Lot menghela nafasnya dalam-dalam. Menatap Abram, seraya menatap wilayah yang luas sepanjang yang dia bisa lihat.
Dari lubuk hatinya yang dalam sebenarnya dia ingin tetap tinggal ditempat ini. Namun dia tidak tega kepada pamannya. Sebab dialah yang paling berhak atas tempat itu.
Dia yang mengikuti pamannya. Jadi dia harus tahu diri. Karena itu dia pun mengalah sebetulnya. Dengan dia memilih pergi, Lot telah mengembalikan hak Abram, yang telah diserahkan padanya.
Sekali lagi dengan menghela nafas yang dalam, “Lot melayangkan pandangnya dan dilihatnyalah, bahwa seluruh Lembah Yordan banyak airnya, seperti taman TUHAN, seperti tanah Mesir, sampai ke Zoar.”
Lot yang awalnya berat hati untuk pergi, namun saat melihat keindahan lembah Yordan hatinya terpikat dan ingin segera pergi kesana.
Keindahan lembah Yordan diibaratkan seperti taman Tuhan dan tanah Mesir. Abram sudah tahu keindahan lembah Yordan ini. Tapi itu bukan tujuannya.
Lot paham sebenarnya bahwa janji Tuhan bagi Abram dapat menjadi bagiannya selama dia tinggal dan hidup daman dengan Abram.
Namun dia berpikir bahwa tanah kafir tampak lebih baik daripada Tanah Perjanjian! Hasrat Lot untuk mendiami lembah Yordan yang subur membuatnya terpapar pada kejahatan Sodom yang bejat ( Kej 19:1-25 ).
Rashi (seorang rabi di Abad Pertengahan) mengatakan bahwa tanah itu memiliki pepohonan seperti Eden dan sayur-sayuran seperti Mesir.

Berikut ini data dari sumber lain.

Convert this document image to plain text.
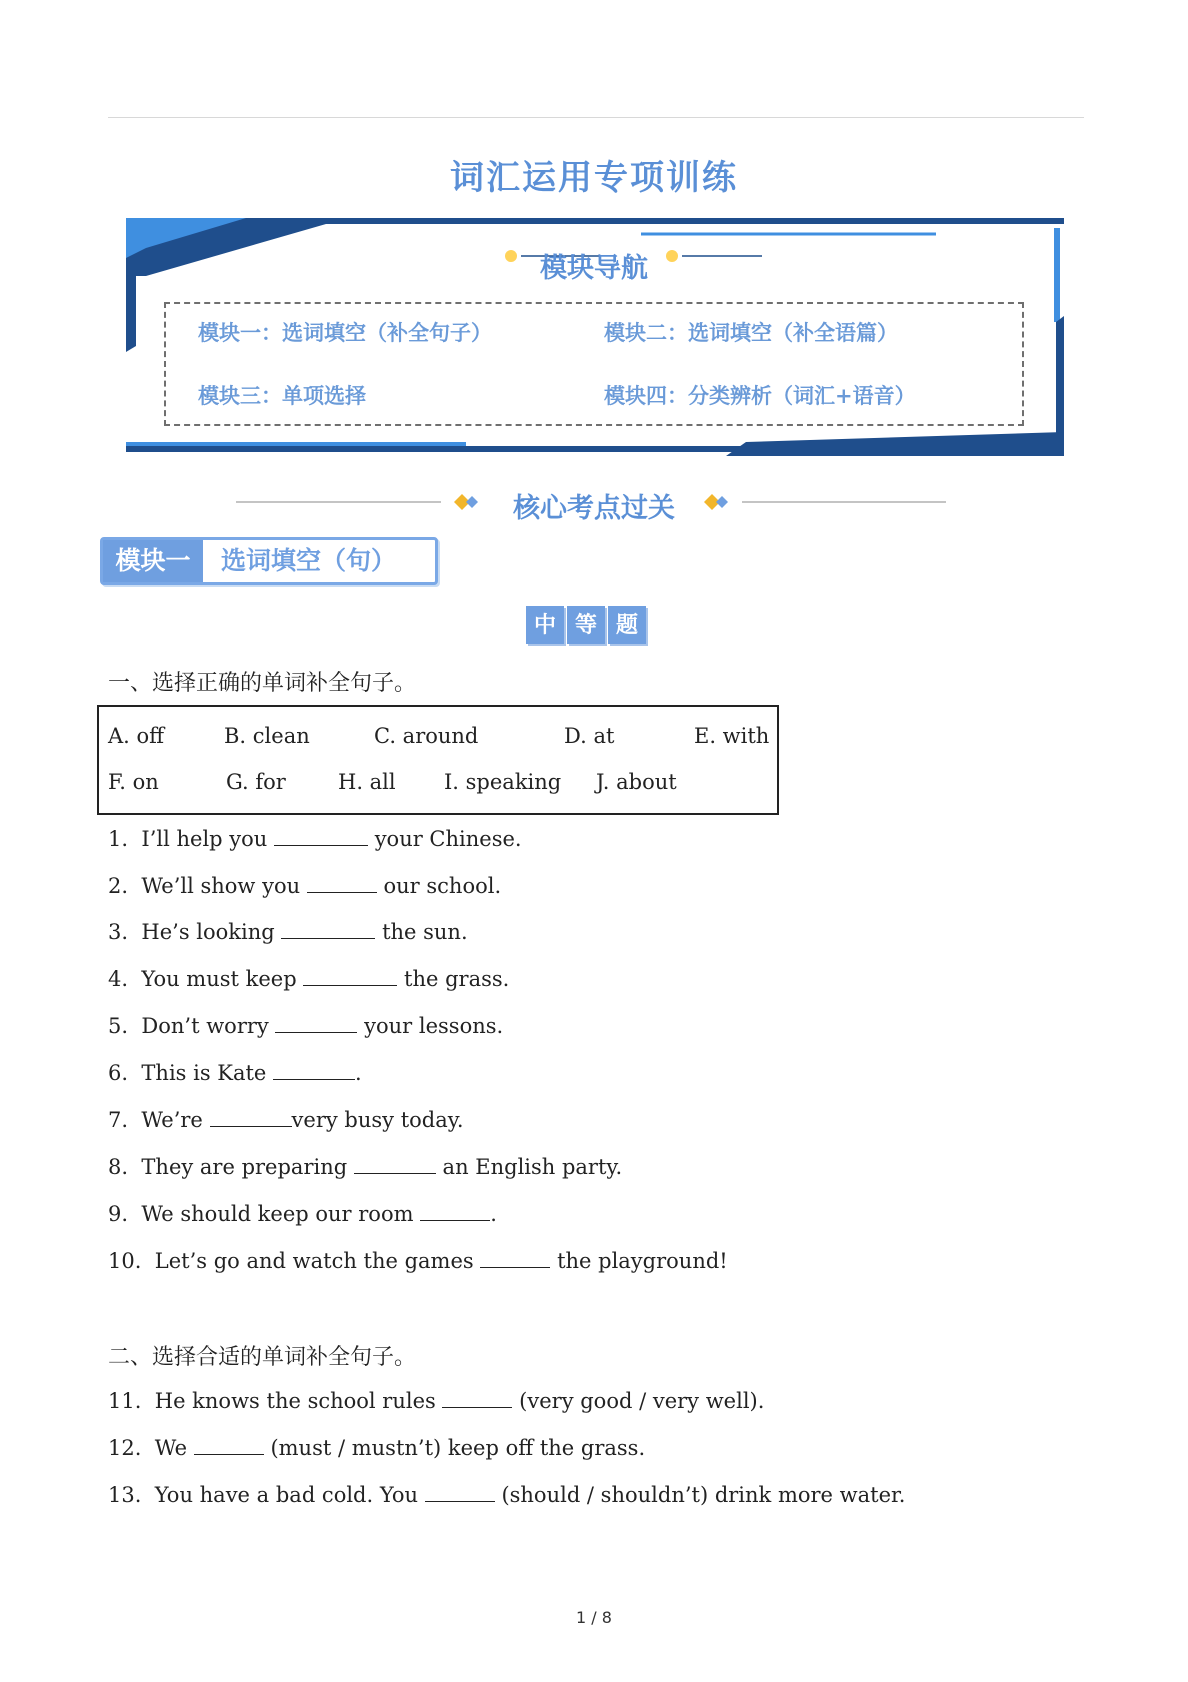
词汇运用专项训练
模块导航
模块一：选词填空（补全句子）	模块二：选词填空（补全语篇）
模块三：单项选择	模块四：分类辨析（词汇+语音）
核心考点过关
模块一	选词填空（句）
中 等 题
一、选择正确的单词补全句子。
A. off	B. clean	C. around	D. at	E. with
F. on	G. for H. all I. speaking J. about
1. I’ll help you	your Chinese.
2. We’ll show you	our school.
3. He’s looking	the sun.
4. You must keep	the grass.
5. Don’t worry	your lessons.
6. This is Kate	.
7. We’re	very busy today.
8. They are preparing	an English party.
9. We should keep our room	.
10. Let’s go and watch the games	the playground!
二、选择合适的单词补全句子。
11. He knows the school rules	(very good / very well).
12. We	(must / mustn’t) keep off the grass.
13. You have a bad cold. You	(should / shouldn’t) drink more water.
1 / 8
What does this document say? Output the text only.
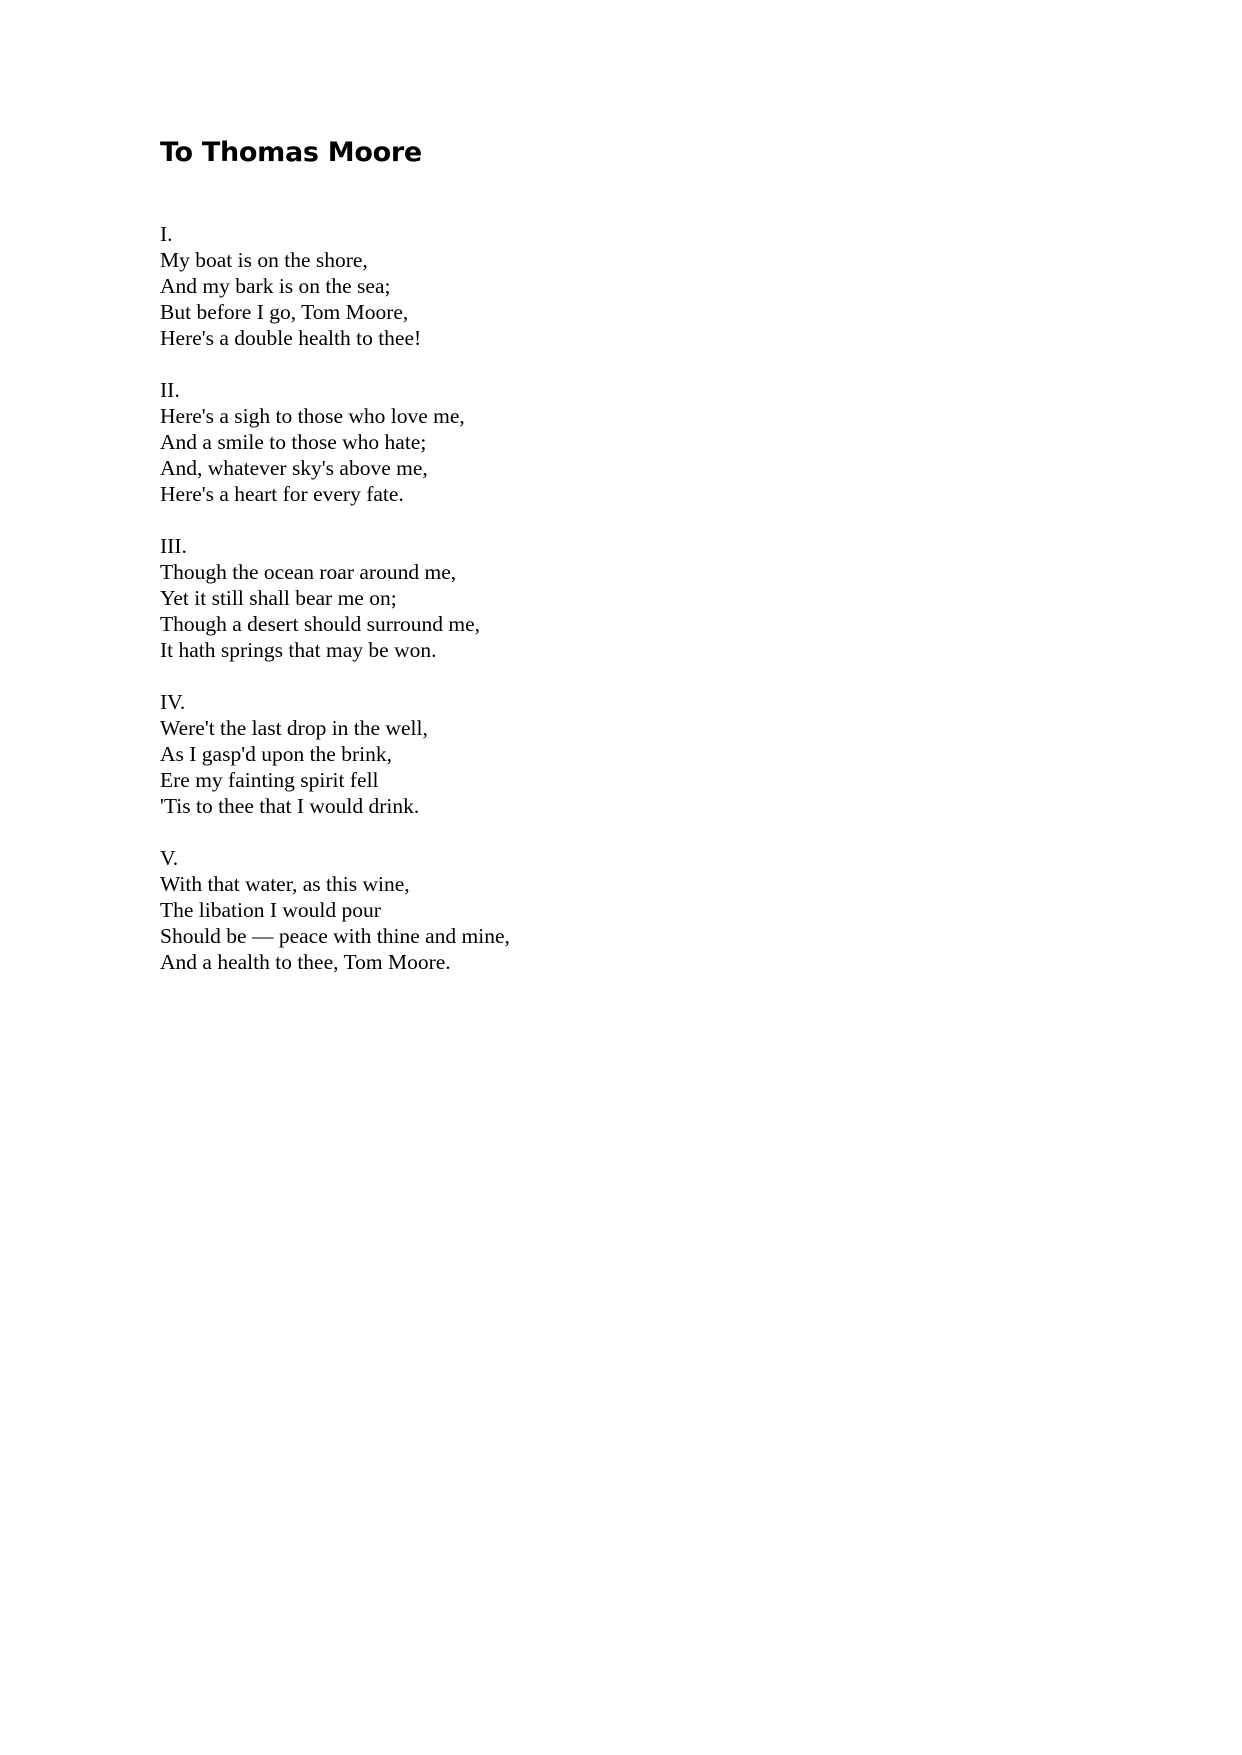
To Thomas Moore
I.
My boat is on the shore,
And my bark is on the sea;
But before I go, Tom Moore,
Here's a double health to thee!
II.
Here's a sigh to those who love me,
And a smile to those who hate;
And, whatever sky's above me,
Here's a heart for every fate.
III.
Though the ocean roar around me,
Yet it still shall bear me on;
Though a desert should surround me,
It hath springs that may be won.
IV.
Were't the last drop in the well,
As I gasp'd upon the brink,
Ere my fainting spirit fell
'Tis to thee that I would drink.
V.
With that water, as this wine,
The libation I would pour
Should be — peace with thine and mine,
And a health to thee, Tom Moore.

Pandangan Lot terhadap lembah Yordan menggunakan pandangan fisik semata. Dia tidak menggunakan mata rohaninya karena memang dia kurang beriman.
Diayat 10 ada kalimat keterangan ditambahkan, “Hal itu terjadi sebelum TUHAN memusnahkan Sodom dan Gomora.”
Kalimat keterangan ini menjadi penting. Dalam ketidaktahuan Lot, keindahan alam Lembah Yordan menyimpan bom waktu.
Keindahan alamnya tidak berbanding lurus dengan keindahan moral dan sosial orang-orang disana. Tuhan memusnakan Sodom karena kejahatan mereka diluar batas yang bisa ditoleransi.
Praktik penyembahan berhala, homoseksual, kekerasan, dll, yang mendominasi kehidupan kota itu. Lot tidak mengatahui semua itu. Dia tidak melakukan penyelidikan mendalam sebelumnya.
Yang terlintas dalam pikirannya adalah keindahan tempat itu akan membuat dia lebih kaya dan hidup Makmur. Lot berpikir lebih banyak dari segi materi.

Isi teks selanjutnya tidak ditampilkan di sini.